Saturday, August 29, 2009


I found the introduction to the book rather boring. It was rather difficult for me to get through, especially in comparison to the other excerpts for the day. I found that the organization of his discussion of the different sections of the book would have been greatly helped if he had stated the divisions at the beginning, instead of introducing the individual sections after long discussions of the previous section. I found myself constantly going back to remember what the other sections were. I also feel that it would be easier to understand everything he is discussing after having read the excerpts so that the names relate to information already studied rather than there being many names that did not have much significance to me since I have not studied the twentieth century.


I especially liked the last paragraph of the first article beginning "art is the most beautiful deception". When talking with people about music, I have generally found two opinions about music: it is either to escape the world (for Debussy those who "come to music to seek oblivion") or those who think that music should reflect everyday life and be more realistic (more in line with Satie's opinion discussed later). I am still not sure in which camp I fall, perhaps between the two: that music expresses the deepest joys and sorrows that go unexpressed in our lives as well as the problems we face daily, but that it also points to something far greater than ourselves so that in this reflection, it does cause a sort of "espcape." But, whatever my stance, I can certainly agree with Debussy when he says "music can contain an everlasting expression of beauty."

In the second article the most striking point for me was his discussion of clutter in music and that those who clutter art are not sure of their purpose and intended message. I think that there should always be a reason for composing a piece, whether to express a sentiment or react to an event, and that that clarity of purpose does help shape a piece and give unity to the composition.

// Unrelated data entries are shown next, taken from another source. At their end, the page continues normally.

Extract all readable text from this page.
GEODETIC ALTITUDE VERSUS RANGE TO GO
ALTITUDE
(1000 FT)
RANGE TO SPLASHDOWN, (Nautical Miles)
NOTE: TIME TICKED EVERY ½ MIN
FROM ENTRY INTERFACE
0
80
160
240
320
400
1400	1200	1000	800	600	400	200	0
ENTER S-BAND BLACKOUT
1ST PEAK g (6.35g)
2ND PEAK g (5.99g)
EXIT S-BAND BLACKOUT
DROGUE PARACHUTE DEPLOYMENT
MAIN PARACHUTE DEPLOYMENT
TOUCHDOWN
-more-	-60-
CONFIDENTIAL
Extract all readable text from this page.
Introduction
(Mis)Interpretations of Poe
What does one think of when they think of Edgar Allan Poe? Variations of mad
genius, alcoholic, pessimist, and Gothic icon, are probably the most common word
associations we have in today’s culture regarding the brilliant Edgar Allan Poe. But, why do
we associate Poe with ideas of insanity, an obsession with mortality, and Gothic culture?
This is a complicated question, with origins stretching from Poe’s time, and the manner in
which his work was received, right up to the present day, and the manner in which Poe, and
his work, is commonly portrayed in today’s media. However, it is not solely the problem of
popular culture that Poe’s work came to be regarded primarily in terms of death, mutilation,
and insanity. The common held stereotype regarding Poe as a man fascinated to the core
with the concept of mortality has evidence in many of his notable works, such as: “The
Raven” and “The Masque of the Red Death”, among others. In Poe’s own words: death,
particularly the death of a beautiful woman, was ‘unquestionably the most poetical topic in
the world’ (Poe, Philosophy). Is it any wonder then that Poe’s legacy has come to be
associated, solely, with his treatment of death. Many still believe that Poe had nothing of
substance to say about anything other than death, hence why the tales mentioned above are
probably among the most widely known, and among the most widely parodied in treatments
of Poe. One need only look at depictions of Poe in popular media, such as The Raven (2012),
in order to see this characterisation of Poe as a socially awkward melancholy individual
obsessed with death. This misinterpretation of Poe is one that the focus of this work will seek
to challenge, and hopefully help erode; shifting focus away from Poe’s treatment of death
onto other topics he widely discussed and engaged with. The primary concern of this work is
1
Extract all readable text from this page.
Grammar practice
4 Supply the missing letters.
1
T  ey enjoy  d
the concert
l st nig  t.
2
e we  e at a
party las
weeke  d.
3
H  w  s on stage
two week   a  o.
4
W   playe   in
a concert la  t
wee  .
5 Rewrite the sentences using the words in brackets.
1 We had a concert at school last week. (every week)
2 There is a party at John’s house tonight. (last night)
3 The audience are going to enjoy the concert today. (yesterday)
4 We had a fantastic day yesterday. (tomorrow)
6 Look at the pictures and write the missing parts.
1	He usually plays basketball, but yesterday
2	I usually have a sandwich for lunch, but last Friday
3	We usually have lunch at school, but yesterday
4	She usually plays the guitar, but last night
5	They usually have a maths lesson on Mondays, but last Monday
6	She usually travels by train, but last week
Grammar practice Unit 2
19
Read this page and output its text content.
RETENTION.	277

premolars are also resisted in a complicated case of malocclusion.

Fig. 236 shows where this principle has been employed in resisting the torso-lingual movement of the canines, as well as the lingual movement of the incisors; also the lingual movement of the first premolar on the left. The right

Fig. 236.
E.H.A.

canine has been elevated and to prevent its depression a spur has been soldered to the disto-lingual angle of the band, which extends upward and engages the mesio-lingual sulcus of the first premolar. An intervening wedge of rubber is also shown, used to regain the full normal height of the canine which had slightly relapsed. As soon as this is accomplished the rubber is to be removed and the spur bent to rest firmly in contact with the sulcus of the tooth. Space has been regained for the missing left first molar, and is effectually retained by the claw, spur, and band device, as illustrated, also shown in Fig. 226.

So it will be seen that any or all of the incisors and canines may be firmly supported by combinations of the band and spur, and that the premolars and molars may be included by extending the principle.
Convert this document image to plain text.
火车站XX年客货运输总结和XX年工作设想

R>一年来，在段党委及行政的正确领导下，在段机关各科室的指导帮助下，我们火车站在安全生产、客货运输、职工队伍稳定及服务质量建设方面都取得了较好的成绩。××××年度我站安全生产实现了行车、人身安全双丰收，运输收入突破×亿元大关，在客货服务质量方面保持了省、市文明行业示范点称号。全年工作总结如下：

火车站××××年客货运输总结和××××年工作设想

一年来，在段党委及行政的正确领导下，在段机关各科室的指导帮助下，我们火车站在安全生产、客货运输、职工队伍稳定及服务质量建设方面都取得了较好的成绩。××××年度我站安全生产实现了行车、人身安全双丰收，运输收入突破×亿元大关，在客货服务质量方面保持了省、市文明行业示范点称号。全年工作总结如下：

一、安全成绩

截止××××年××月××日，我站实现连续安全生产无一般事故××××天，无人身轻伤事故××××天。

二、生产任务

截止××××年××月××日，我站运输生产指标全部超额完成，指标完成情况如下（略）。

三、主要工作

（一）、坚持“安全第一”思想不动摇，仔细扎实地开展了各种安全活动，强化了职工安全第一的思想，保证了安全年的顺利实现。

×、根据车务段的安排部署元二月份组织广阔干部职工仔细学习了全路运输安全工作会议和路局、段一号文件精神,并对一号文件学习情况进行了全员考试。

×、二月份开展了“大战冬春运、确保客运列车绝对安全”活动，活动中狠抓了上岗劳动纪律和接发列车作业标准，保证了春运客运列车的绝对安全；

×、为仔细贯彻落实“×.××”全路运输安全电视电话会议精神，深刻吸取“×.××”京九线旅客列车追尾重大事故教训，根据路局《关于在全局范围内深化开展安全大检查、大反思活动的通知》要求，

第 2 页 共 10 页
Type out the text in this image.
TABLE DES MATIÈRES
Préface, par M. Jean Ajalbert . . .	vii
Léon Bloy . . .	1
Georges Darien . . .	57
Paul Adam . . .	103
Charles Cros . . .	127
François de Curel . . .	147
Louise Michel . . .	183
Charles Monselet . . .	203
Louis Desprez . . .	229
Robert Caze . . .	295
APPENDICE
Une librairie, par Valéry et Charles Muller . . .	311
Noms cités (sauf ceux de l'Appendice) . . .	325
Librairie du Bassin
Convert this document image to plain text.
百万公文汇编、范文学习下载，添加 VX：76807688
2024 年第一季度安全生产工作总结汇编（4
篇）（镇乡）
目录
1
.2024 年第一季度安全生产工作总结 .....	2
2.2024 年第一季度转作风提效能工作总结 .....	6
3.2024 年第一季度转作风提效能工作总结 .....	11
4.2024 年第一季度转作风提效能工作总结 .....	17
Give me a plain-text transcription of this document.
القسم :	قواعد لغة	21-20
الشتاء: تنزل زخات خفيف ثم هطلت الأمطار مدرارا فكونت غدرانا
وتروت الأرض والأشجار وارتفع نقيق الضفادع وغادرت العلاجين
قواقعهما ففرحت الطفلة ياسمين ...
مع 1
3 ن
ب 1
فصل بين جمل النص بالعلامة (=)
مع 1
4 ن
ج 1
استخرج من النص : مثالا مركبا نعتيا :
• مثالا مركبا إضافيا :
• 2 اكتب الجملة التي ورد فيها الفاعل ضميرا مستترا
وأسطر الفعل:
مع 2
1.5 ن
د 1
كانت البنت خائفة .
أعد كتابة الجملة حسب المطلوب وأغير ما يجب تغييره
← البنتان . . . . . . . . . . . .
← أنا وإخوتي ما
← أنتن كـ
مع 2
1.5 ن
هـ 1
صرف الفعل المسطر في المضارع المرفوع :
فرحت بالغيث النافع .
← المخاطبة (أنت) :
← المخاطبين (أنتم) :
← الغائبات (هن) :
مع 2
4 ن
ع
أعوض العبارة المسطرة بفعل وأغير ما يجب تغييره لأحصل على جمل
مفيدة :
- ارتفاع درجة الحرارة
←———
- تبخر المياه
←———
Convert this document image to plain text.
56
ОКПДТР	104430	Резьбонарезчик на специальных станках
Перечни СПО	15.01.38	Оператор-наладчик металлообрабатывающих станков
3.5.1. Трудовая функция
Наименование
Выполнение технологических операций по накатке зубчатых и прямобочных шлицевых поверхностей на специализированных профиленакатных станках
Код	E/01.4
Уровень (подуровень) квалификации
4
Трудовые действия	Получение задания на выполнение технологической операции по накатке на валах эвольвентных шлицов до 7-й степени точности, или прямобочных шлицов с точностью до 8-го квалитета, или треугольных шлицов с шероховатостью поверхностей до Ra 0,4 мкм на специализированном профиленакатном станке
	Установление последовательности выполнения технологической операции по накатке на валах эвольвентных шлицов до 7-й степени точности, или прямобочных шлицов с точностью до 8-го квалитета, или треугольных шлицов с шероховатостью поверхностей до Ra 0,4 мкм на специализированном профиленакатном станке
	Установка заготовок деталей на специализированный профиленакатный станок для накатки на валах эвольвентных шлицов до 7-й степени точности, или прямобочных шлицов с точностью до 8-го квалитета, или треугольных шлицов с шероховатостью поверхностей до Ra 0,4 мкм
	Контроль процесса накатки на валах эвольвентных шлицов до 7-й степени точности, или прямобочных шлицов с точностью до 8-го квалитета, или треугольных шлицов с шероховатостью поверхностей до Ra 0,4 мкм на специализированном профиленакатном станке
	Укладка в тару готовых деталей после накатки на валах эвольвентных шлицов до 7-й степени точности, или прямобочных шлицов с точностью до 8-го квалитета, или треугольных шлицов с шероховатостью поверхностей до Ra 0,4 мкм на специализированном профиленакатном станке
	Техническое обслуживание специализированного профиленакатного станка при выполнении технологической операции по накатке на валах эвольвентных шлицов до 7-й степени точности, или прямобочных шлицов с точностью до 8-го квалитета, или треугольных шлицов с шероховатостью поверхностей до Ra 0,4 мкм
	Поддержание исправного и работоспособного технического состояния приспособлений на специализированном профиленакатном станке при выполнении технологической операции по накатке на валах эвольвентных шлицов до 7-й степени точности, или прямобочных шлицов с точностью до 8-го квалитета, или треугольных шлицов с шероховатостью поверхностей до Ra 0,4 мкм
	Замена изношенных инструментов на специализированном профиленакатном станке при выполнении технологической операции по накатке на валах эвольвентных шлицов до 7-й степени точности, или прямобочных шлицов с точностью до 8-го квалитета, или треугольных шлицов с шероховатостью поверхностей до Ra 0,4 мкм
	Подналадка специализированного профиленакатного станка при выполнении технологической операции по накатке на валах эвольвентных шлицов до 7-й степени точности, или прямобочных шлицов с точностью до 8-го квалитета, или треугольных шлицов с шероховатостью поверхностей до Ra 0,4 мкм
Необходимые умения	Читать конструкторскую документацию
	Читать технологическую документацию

In the third piece the sentence "Those people who are only preoccupied with the formula that will yield them the best results, without ever having listened to the still small voice of music within themselves, would do well to think on these words." really struck me. I think that concept speaks as well to Debussy's audience in the early twentieth century as those in the twentyfirst century with our obession of perfection and magic formulas. But in the business of this post-industrial world we often miss the "still small voice of music" that is already inside of us, waiting to be left out. Similarly I agreed with his assesment that the beauty of art will often remain mysterious, and that is why it is so magical.

Overall I thoroushly enjoyed reading these articles, and found that I agreed with much of his insights into music.